There are no truer words spoken than those from the mouth of a person who says they do not want to be in a relationship. Despite the feelings, cute actions and love that could grow with someone like this, it is pointless to look for a future with them. This person will break your heart and you’ll be confused as fuck for a really long time if you don’t stick up for yourself. There’s no getting around someone’s inner desires and no matter how phenomenal of a person you are, you can’t and won’t ever be able to compete with someone’s truth. I believe we can meet people who transform our lives and show us what’s possible for love and relationships but the reality is that person isn’t the one. The person who loves you, values you and sees your worth will either commit or set you free. If you value yourself, you’ll go with the option of setting yourself free. Release yourself from limbo, wanting to be chosen and desiring to be desired by someone who isn’t capable. It sucks! Time, energy, trust, faith and love went into building with someone and chances are more time and energy will be wasted if you don’t step up and pull the plug on the whole relationship.
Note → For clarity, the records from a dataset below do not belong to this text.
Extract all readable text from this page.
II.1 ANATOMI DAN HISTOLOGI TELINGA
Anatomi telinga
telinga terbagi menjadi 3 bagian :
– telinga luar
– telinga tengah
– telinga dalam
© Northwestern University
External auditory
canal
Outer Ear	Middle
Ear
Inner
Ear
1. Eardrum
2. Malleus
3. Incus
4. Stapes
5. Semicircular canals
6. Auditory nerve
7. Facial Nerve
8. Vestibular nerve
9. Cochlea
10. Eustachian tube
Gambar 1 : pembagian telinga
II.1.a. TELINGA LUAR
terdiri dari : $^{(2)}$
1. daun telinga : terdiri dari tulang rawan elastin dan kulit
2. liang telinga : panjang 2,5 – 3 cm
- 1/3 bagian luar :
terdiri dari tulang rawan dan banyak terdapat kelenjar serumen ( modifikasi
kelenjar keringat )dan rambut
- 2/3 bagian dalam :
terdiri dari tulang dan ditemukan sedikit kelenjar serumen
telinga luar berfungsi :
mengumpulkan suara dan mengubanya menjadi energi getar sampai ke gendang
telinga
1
I don’t think there’s any reason to hold on to someone who won’t commit. Even if you’ve established a solid friendship, the feelings will ebb and flow in a vicious cycle. What happens is that this person and you will engage in some magic moments that will feel awesome. You’ll even take trips together, and share secrets and grow to know each other in ways you never knew were possible. You can fall in love and rise in love and discover the beauty of love AND that still won’t be enough to make them commit if they aren’t ready. Right person, wrong time? Maybe. I think that’s a trap of hopefulness that keeps people completely stuck. One day, someday, maybe this person will want to be in a relationship with you and until then you do what? You close yourself off from others emotionally? You align yourself with someone who doesn’t want a future with you, and that makes you, what? Loyal? Committed? Delusional? Hiding from yourself? Selling out on yourself? Which of those answers resonate with you?
Taking a time out to pause and reflect on your situation could be the answer that your soul needs. When your mind and heart are occupied in the same space with someone you love, it’s hard to think objectively. It easy to overlook flaws and want to see that person in the most favorable light. However, what about yourself? What about your needs and your desires? Are you acting favorably with yourself and for yourself? Are you taking this time to take inventory of your personal check list? Are you honoring yourself? Are you honoring the commitments you’ve made to yourself? Have you even made any? Have you decided what will satisfy your soul and what will not? Are you being present to your needs, wants and desires? Are you being filled by this person you love? Is the answer yes? No? Maybe? Are things starting to hurt more than heal? Are you in a position of wellness and happiness? Would this person be your partner at a wedding? Game night? Life? I’m not asking if they could be one day, but is that person ready NOW? Will they shift their life for you now? Are you their partner or are you just their friend? Are you their support system? Are they yours? So it’s your best friend BUT they won’t commit to you but they would date others… is this what you want? If answer is no to any of those questions, then you need to get away from that person immediately. A situation like this will break your heart.
Self love, self care, self confidence and affirmations should be the guiding principles for your life. You want partnership? Good. Did you find someone who you want to partner with? Good. Are they looking to be partners with you? If yes, then work on it. If no, then leave. If someone has actively said that they are unable to be your partner, in a way that looks like a commitment THEN you don’t have a partner. You have a one sided desire and it will end in disaster. Have enough personal integrity to choose yourself in this situation. Be present to your needs, wants, hopes and desires. Are you someone’s option? Are you encouraging them to have their cake and eat it too? Are you allowing yourself to wait for a person who won’t give you the same energy? Why? What do you think you’ll lose by walking away from someone who won’t commit to you? But I’ll tell you, if you stay you’ll lose joy, peace, happiness, other opportunities for love, peace of mind, loss of hope, loss of faith, you’ll become jaded, resentful and sadness will take the majority of your days. Is this what you want? What advice would you give to your child? To your best friend? You’d encourage them to stay and be confined or completely free? Please love yourself enough to elevate out of a situation that will definitely break your heart.
Choose yourself before anyone else can choose you. Treat yourself the way you want to be treated. You know what happens when you wait for someone who won’t commit to you? They take you for granted because you settled for their scraps. They give you any old thing and any old lines and any old behavior because they know you’ll take it. They will disrespect you but hide it under the guise of self preservation and you’ll be okay and go along with it. But each time you accept something that you know is not okay, you further allow that behavior to continue and you dig yourself further into pain. Get out. Get away. Leave. Choose yourself.